Pour progresser, l’entreprise a besoin de faire adhérer l’ensemble des équipes à l’importance que revêt la relation client. Ce qui nécessite de travailler sur une vision, un projet d’entreprise qui embarque réellement le client et donne une impulsion stratégique à l’ensemble des collaborateurs !
S’orienter client, c’est aussi avoir l’audace et l’humilité d’aller à la rencontre de ses clients pour savoir ce qu’ils attendent. De nombreuses pratiques partagées par nos membres sont aussi simples qu’inspirantes : l’organisation de "vis-ma-vie", la pratique de la double écoute à tous les étages de l’entreprise, la rencontre de clients insatisfaits invités à témoigner en frontal, ou encore la remontée de verbatim positifs et négatifs pour ouvrir un Comex... En quelques mots : tout ce qui permet de reconnecter toutes les parties prenantes de l’entreprise à la réalité vécue par le client, et redonner ainsi du sens au job des collaborateurs !
Cette adhésion ne peut se faire si le soin porté aux clients n’est pas identique à celui porté aux collaborateurs, avec le souci d’instaurer une relation de confiance, notamment en leur confiant de réelles marges de manœuvre.

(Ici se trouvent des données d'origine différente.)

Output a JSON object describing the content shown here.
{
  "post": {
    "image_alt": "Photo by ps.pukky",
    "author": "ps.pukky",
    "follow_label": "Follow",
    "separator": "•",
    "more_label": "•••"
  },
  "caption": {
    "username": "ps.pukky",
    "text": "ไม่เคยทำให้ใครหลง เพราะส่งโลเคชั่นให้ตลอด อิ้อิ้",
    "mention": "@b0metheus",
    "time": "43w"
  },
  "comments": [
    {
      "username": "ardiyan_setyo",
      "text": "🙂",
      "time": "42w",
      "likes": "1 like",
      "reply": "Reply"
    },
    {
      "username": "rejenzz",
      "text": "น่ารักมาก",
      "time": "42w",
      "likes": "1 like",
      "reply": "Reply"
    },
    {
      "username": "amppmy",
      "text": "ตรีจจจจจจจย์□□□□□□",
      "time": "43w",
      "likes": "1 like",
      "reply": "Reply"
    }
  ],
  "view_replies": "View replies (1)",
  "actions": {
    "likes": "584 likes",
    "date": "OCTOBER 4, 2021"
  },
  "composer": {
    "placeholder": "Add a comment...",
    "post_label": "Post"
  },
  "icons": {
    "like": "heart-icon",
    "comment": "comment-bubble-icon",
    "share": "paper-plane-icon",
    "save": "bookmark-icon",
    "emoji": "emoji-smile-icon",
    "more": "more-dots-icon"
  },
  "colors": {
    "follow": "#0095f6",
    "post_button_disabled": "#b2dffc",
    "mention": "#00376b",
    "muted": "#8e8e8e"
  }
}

Concernant les partenaires et prestataires de solution, je pense qu’on ne leur donne pas suffisamment le rôle d’agitateur de curiosité. Le regard externe intéressant qu’ils portent sur la relation client et leur vision globale peuvent être stimulants : ce qui est mis en place ailleurs est souvent inspirant – sans tomber dans le simple « copier-coller ». Ils offrent également des outils indispensables aux métiers de la relation client pour mieux répondre, gagner du temps, personnaliser, ou encore exploiter les datas. Mais cette question invite également à l’introspection : suis-je un client avec lequel il est aisé de travailler, de coopérer ? En tant que marque, est-ce que je pose les conditions d’une relation de fournisseur ou de partenaire ? En somme, aimerais-je être mon propre client ? Si oui, mon « fournisseur » pourra alors réellement agir en partenaire, en prenant le risque de me bousculer pour me faire grandir. Si seulement nous pouvions évaluer le prix de la défiance…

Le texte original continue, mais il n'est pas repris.